In 1949 his opera Troubled Island was performed by the New York City Opera and he became the first opera by an African-American to conduct a major company. In 1955 he conducted the New Orleans Philharmonic Orchestra and became the first African-American to conduct a major orchestra in the Deep South.
Still’s work was also performed by the Berlin Philharmonic Orchestra, the London Symphony Orchestra, the Tokyo Philharmonic Orchestra, and the BBC Orchestra. He was the first African-American to have an opera performed on national television.
Over the course of Still’s career he created over 150 musical works, including a series of five symphonies, four ballets, and nine operas.
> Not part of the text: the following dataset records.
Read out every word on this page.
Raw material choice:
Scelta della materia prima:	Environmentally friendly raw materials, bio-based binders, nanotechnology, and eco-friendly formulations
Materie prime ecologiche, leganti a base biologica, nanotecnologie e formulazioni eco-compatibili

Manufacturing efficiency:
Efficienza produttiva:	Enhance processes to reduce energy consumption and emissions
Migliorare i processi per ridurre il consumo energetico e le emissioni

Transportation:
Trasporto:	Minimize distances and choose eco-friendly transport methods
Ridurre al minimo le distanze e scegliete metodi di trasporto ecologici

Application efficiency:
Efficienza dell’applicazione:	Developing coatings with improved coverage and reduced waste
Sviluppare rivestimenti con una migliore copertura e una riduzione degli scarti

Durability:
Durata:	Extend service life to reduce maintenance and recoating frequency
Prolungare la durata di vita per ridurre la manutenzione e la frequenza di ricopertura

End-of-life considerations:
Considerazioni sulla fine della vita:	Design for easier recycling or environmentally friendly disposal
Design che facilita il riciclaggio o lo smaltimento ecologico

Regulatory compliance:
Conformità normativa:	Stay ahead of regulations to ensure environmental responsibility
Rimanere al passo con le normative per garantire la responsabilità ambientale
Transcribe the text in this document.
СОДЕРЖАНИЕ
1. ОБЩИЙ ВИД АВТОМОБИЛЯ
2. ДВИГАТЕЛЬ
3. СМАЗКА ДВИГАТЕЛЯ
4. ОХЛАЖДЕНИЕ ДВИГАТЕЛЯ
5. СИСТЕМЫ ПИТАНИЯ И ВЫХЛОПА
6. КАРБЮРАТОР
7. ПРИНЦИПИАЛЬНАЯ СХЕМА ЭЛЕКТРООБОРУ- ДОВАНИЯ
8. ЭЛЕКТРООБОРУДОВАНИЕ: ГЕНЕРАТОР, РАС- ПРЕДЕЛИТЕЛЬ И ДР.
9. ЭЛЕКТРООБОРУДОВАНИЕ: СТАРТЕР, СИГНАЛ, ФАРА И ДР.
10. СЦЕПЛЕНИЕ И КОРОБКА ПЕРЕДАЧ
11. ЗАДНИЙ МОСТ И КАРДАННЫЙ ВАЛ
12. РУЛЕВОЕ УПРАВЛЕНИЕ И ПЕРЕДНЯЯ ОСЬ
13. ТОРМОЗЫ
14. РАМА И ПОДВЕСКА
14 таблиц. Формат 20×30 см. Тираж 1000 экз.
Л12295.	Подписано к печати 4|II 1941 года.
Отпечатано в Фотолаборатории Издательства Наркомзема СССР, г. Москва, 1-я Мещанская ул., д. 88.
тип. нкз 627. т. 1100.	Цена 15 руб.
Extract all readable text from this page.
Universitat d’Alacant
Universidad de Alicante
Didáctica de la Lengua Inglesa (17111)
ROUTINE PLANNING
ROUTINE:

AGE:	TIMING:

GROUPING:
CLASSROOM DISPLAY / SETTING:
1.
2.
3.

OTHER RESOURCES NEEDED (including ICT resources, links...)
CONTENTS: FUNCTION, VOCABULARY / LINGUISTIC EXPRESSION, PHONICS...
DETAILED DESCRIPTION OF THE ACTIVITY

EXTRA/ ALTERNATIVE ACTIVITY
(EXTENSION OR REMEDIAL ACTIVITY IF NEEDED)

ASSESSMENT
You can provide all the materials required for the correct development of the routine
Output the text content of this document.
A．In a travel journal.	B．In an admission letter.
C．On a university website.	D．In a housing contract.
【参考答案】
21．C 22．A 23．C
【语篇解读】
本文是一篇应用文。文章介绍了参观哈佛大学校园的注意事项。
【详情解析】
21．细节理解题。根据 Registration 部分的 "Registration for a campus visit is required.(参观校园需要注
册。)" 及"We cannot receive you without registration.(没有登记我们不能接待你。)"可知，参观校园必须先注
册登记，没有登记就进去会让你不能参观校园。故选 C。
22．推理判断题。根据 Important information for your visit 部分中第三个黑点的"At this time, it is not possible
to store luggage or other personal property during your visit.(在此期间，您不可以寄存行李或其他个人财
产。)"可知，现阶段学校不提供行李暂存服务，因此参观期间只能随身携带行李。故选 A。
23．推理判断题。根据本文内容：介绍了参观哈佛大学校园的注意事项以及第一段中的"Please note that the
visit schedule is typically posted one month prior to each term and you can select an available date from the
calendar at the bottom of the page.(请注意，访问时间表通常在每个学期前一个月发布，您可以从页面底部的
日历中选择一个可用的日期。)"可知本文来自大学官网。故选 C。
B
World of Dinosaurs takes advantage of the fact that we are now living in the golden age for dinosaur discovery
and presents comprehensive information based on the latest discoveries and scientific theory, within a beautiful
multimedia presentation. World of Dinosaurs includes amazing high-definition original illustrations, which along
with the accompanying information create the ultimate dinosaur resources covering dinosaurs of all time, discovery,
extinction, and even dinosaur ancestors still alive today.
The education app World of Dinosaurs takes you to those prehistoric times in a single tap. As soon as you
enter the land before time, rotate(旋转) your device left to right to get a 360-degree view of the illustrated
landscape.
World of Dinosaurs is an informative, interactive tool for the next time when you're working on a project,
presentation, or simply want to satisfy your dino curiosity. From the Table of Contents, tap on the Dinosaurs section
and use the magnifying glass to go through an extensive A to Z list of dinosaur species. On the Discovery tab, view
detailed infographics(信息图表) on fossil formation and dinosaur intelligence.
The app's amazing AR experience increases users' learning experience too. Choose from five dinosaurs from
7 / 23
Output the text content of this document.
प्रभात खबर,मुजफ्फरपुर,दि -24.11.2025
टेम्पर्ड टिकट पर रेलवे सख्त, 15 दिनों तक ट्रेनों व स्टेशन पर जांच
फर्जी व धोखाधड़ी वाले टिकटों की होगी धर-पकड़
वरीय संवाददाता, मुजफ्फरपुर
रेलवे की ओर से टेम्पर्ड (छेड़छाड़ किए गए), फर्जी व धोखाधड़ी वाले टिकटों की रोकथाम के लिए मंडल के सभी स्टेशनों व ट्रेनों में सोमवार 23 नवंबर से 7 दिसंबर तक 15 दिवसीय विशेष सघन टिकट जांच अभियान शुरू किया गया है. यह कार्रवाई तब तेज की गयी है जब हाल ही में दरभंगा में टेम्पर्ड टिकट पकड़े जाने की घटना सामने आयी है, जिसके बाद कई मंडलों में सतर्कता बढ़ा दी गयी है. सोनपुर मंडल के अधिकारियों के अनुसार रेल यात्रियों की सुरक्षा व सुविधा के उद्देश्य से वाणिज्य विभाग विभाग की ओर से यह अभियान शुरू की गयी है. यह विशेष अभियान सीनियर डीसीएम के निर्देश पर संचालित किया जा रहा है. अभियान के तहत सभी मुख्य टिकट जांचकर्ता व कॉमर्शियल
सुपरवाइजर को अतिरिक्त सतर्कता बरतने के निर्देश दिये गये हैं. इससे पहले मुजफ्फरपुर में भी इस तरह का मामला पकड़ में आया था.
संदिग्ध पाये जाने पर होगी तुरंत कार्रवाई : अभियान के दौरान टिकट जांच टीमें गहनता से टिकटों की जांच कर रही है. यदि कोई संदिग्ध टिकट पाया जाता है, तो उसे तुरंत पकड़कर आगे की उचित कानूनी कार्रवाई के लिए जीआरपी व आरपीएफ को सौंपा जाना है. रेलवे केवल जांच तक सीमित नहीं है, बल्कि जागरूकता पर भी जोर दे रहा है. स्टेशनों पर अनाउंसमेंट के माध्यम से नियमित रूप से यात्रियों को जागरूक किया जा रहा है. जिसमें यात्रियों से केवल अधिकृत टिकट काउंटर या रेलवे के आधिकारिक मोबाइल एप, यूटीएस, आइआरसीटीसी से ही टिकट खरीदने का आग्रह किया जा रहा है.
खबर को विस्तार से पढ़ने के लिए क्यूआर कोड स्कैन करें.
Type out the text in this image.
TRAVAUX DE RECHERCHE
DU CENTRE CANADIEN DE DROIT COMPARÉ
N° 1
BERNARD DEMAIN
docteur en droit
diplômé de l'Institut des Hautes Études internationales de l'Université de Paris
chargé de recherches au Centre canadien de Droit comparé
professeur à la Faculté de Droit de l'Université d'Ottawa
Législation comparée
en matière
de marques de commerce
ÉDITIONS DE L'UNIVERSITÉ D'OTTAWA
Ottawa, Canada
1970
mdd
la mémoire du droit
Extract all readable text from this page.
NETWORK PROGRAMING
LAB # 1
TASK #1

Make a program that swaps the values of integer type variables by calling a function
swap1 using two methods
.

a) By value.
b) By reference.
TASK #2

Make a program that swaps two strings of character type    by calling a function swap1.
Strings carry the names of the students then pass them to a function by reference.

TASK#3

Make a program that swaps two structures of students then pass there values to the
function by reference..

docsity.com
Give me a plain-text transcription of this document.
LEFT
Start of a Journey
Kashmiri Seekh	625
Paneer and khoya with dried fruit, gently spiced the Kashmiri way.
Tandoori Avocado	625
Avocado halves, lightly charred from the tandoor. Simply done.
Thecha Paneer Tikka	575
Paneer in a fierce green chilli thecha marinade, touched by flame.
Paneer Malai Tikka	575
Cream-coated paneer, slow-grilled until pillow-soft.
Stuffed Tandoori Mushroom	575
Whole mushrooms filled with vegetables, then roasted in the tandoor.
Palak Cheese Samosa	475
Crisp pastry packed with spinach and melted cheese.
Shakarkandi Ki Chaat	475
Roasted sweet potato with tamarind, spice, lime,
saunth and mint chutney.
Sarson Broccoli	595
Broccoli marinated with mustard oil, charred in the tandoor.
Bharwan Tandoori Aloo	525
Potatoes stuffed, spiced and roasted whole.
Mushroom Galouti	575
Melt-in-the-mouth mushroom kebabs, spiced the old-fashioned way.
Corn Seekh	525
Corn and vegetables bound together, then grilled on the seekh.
Still eventually moved to Los Angeles, where he arranged music for films, which included Pennies from Heaven, which was the 1936 film starring Bing Crosby and Madge Evans, and Los Horizon, which was the 1937 film staring Ronald Colman, Jane Wyatt and Sam Jaffe.
Still received two Guggenheim Fellowships. He was awarded honorary doctorates from several universities, including Oberlin College, Wilberforce University, Howard University, USC, and Pepperdine University.
Still married Verna Arvey, a journalist and concert pianist, in 1939. They had two children and remained together until he passed of heart failure in Los Angeles in 1978.